The art of wingshooting, like other arts, is more of a practice than an acquired skill. How else would I have fallen in love with it or enjoyed it in a way no one could teach me? And yet, some words have stayed with me.
This is what fall smells like.
Nothing in nature is dirty.
We’re in the country now.
These words do not appear in my mind as if they are on a white page. They appear in a duck marsh, a river flat with the feel of tidal mud caking on my cheeks, and just above the tree line where the trail ends as if so many before us agreed exactly where to stop just to tell us where to start.
The art is in the imagination and recollection, something we are maybe born to recognize. Others may never see it. Fall smells like fall. Dirt is dirty. The trail is life.
But I’d like to think I knew before I ever shot a gun – like you know before you ever make love – that your heightened sensitivity toward the object of your affection is half of your making. It’s a dream embodied in life. In wingshooting, the field awaits at dawn.
When you go out, it is with a dog. There are hunters who don’t hunt birds with a dog and painters who don’t use paint brushes. I’ve done both but prefer to see paint brushed onto a canvas and the flash of a dog work a field. It’s my dream, not just something to be done.

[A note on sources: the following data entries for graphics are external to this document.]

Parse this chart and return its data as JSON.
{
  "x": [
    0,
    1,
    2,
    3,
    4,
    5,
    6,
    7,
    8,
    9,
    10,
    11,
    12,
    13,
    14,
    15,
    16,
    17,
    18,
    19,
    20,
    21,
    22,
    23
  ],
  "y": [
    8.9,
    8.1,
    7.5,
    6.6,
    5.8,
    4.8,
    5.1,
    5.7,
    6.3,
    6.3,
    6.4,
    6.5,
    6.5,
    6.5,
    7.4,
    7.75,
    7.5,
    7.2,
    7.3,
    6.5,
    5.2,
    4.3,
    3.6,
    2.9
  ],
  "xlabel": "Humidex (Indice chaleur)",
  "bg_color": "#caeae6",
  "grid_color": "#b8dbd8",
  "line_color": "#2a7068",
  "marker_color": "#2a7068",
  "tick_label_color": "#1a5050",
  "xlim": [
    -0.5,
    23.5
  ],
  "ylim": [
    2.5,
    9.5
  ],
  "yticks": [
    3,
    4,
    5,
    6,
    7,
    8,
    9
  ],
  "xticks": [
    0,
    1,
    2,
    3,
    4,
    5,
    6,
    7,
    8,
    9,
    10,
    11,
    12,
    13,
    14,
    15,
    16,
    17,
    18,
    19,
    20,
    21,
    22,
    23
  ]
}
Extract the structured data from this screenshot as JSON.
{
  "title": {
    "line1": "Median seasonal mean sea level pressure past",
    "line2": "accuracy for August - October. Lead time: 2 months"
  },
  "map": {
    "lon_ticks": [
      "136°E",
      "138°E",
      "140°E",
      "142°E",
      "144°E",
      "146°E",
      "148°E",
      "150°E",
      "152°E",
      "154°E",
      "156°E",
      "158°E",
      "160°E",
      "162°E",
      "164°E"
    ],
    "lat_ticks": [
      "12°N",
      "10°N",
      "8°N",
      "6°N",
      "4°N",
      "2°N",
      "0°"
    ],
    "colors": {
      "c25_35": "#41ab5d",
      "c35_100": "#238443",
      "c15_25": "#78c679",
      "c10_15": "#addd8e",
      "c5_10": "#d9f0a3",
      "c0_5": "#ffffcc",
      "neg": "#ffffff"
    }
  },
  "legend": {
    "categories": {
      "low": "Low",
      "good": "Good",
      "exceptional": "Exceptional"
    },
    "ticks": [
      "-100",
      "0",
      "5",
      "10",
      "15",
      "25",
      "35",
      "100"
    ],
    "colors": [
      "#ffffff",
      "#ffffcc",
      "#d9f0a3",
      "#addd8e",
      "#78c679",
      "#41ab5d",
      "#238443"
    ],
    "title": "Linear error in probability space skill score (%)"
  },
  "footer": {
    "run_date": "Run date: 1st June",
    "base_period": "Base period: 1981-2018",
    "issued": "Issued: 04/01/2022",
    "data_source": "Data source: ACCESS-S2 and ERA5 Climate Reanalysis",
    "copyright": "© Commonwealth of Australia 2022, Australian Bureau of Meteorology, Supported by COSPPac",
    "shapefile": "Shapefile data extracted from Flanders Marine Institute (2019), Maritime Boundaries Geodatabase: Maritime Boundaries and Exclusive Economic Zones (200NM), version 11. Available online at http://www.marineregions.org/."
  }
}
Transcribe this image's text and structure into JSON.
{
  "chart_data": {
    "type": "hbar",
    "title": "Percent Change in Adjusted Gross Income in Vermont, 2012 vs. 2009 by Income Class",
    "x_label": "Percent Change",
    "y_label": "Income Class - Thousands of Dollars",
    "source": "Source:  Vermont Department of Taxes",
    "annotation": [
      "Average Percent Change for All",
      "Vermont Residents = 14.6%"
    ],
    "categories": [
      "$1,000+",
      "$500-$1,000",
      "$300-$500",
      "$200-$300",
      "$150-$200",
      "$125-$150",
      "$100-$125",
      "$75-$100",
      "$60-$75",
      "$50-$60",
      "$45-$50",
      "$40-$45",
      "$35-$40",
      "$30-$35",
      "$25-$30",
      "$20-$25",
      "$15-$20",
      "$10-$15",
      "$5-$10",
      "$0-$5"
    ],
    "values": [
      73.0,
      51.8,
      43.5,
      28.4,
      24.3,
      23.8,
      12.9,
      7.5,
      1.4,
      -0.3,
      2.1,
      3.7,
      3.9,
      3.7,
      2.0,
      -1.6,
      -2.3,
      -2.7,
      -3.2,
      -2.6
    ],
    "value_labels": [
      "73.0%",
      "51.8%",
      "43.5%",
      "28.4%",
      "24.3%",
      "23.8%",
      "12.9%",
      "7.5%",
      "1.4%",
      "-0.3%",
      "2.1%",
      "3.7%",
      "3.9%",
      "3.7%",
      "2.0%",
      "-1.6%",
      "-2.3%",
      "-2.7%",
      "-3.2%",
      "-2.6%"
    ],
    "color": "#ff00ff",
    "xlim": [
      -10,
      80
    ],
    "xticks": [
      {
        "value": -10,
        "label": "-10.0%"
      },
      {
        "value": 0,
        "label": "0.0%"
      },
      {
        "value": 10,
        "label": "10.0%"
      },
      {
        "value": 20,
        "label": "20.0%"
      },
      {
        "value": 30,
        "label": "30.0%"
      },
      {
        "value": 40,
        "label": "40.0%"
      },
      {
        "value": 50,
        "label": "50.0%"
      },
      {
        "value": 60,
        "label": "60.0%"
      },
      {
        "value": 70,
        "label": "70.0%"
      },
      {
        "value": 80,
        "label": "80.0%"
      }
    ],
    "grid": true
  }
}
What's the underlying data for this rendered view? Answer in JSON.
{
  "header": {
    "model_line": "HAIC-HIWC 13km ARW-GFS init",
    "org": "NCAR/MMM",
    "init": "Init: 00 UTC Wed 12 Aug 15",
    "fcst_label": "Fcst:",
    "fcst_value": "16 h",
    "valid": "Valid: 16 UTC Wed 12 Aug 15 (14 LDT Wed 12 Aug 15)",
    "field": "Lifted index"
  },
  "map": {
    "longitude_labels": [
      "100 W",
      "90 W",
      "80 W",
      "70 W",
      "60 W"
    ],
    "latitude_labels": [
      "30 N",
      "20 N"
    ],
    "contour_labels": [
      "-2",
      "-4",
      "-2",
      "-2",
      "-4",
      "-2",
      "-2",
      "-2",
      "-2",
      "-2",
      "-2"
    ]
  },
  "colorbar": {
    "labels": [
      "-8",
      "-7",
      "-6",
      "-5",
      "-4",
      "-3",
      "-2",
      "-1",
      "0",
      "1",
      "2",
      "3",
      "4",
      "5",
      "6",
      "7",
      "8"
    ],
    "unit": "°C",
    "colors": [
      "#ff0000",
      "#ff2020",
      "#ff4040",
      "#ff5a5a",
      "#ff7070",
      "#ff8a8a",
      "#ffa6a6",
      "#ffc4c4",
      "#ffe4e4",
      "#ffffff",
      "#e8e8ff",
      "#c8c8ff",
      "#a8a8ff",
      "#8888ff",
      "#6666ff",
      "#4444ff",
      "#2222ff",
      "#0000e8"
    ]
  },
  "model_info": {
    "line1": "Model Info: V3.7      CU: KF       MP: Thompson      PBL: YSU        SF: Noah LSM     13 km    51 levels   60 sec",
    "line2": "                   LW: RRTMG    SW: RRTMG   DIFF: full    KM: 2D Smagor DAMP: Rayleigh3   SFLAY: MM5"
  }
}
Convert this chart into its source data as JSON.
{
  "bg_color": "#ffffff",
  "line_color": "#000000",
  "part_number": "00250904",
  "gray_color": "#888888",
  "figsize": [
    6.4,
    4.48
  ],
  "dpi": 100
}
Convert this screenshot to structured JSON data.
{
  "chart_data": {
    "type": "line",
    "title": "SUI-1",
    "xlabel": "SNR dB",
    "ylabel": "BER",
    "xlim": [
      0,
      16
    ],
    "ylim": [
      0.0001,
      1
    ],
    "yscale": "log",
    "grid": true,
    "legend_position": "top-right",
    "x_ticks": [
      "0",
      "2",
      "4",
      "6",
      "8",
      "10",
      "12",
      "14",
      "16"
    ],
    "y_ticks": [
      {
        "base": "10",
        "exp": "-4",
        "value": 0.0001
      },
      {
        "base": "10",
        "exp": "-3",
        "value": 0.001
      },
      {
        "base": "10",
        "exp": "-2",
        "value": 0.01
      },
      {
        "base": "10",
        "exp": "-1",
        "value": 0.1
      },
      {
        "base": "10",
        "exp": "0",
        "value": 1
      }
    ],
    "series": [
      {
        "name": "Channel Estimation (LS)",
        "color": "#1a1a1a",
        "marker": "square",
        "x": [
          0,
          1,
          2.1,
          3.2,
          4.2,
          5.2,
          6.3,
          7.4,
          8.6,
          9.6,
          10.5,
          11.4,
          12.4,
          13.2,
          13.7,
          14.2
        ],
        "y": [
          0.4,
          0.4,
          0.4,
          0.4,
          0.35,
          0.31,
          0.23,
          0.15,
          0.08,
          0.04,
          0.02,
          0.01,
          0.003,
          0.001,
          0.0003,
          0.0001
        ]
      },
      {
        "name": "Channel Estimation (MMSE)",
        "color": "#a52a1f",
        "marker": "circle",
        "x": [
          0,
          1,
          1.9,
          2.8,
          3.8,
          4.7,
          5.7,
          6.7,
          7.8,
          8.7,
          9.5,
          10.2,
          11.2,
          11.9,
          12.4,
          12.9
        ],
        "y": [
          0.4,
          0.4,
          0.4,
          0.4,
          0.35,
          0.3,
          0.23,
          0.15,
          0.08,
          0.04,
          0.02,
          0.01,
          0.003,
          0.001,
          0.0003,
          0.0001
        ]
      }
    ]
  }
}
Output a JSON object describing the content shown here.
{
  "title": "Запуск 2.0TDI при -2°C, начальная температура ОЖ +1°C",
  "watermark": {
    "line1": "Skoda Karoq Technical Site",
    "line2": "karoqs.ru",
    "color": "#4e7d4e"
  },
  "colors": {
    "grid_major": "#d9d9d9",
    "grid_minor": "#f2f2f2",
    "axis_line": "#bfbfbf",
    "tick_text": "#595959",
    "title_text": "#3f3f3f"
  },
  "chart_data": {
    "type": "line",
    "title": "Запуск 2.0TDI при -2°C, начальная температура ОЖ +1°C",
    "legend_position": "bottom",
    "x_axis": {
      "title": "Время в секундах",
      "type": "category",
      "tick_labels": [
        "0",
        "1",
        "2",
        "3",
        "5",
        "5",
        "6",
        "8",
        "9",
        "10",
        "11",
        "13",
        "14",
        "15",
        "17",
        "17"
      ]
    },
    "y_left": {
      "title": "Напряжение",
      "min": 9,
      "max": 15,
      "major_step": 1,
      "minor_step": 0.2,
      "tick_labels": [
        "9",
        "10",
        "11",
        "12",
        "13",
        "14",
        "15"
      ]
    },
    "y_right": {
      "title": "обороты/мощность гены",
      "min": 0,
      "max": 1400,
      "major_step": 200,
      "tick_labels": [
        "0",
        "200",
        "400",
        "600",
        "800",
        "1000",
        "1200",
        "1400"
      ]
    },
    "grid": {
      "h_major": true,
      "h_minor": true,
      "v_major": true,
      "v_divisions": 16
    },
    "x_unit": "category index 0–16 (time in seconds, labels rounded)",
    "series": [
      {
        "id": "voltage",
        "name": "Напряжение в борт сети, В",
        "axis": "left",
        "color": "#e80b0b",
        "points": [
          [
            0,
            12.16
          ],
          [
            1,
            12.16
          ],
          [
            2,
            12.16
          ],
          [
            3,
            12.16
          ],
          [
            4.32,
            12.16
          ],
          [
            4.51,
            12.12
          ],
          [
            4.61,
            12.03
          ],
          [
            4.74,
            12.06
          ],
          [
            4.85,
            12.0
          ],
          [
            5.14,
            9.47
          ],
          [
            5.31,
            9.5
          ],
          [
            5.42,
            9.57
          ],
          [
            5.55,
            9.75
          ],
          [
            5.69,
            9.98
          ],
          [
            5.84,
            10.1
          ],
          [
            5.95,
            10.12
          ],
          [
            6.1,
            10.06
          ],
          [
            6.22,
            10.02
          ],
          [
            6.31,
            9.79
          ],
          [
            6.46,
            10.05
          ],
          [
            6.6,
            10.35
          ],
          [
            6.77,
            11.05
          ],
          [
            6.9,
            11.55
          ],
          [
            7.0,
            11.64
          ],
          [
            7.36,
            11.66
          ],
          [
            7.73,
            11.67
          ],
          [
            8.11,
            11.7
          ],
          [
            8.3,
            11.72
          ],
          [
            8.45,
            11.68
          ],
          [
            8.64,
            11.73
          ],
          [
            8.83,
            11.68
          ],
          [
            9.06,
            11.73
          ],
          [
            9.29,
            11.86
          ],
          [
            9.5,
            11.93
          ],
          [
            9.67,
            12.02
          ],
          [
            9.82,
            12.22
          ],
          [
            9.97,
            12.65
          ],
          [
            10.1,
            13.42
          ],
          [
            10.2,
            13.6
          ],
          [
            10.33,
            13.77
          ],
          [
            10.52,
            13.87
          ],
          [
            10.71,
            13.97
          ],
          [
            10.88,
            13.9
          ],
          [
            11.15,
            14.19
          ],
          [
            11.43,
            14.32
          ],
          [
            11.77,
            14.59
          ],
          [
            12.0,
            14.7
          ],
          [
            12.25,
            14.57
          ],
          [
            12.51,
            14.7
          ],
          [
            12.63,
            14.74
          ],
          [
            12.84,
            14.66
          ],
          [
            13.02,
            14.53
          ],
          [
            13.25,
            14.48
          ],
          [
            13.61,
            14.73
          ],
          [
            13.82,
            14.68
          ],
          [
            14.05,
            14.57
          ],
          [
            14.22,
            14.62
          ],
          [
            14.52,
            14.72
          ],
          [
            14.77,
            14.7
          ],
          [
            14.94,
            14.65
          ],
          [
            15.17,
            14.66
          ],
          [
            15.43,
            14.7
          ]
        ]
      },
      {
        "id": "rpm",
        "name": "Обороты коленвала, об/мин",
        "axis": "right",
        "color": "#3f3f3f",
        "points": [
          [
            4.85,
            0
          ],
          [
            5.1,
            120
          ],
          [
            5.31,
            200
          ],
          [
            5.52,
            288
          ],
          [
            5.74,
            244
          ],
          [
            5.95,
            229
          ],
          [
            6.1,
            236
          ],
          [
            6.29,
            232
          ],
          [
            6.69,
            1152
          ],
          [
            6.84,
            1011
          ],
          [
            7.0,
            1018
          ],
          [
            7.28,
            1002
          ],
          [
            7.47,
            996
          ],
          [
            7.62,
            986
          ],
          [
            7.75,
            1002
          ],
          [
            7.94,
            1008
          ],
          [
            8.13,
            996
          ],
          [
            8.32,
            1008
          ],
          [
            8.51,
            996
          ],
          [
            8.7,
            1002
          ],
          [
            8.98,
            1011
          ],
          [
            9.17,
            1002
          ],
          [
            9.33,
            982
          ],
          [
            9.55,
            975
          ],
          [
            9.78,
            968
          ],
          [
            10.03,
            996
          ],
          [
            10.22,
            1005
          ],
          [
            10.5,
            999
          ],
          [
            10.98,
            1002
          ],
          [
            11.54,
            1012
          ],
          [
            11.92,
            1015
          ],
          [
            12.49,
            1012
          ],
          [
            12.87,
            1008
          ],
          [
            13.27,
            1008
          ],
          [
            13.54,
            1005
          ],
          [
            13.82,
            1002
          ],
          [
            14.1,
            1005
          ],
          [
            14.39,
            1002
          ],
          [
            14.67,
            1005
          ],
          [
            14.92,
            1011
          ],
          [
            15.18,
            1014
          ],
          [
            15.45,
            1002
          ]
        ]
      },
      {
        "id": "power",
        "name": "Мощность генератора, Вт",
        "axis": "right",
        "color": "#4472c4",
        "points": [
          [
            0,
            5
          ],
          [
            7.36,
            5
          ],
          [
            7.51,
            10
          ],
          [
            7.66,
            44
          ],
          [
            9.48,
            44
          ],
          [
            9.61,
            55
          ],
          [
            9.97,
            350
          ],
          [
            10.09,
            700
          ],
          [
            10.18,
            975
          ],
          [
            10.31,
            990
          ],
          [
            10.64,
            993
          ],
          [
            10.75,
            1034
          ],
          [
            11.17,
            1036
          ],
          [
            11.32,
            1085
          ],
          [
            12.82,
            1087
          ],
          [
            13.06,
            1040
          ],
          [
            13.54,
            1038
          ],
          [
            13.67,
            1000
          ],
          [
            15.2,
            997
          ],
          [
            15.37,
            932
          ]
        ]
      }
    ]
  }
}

For me, the way a hunter hunts is not a practical matter. No matter how many instructional books or how-to-do-it articles exist on a subject, they exist to fill the cup, not empty it.
It matters that there are ways to do things properly. The bare necessaries of wingshooting require that a hunter become a good shot and have a gun, shot, and choke that make sense. The poetic nature of the pursuit informs the practical so that there is some joy to be had by an obsession with every detail so long as the lessons do not become limits.
A dog to find birds provides a division of labor that allows the wingshooter to perfect his or her art. That is not the only reason. For some, a dog is a partner who lives between the wild and the human worlds. Maybe they are a medium. Maybe they are reincarnated zen monks. I really don’t know.
What I do know, is that bird hunting did not come to me as an inheritance. No matter what I’ve learned from books or days afield as an adult who woke up to life late, the birds I hunt are close to my heart. When a bird is in your heart, it’s on your mind. And when you go out to hunt it, you cannot fail to bring it home. I can’t tell anyone how that magic happens – how to fall in love, how to digest food. Even though I am sitting down right now trying to figure out how exactly to do just that.
So this. Don’t love what I love. Love what you love. Open your heart up to everything that belongs to that other world whether it is Frisbee golf or collecting cow figurines. I don’t know how you do it.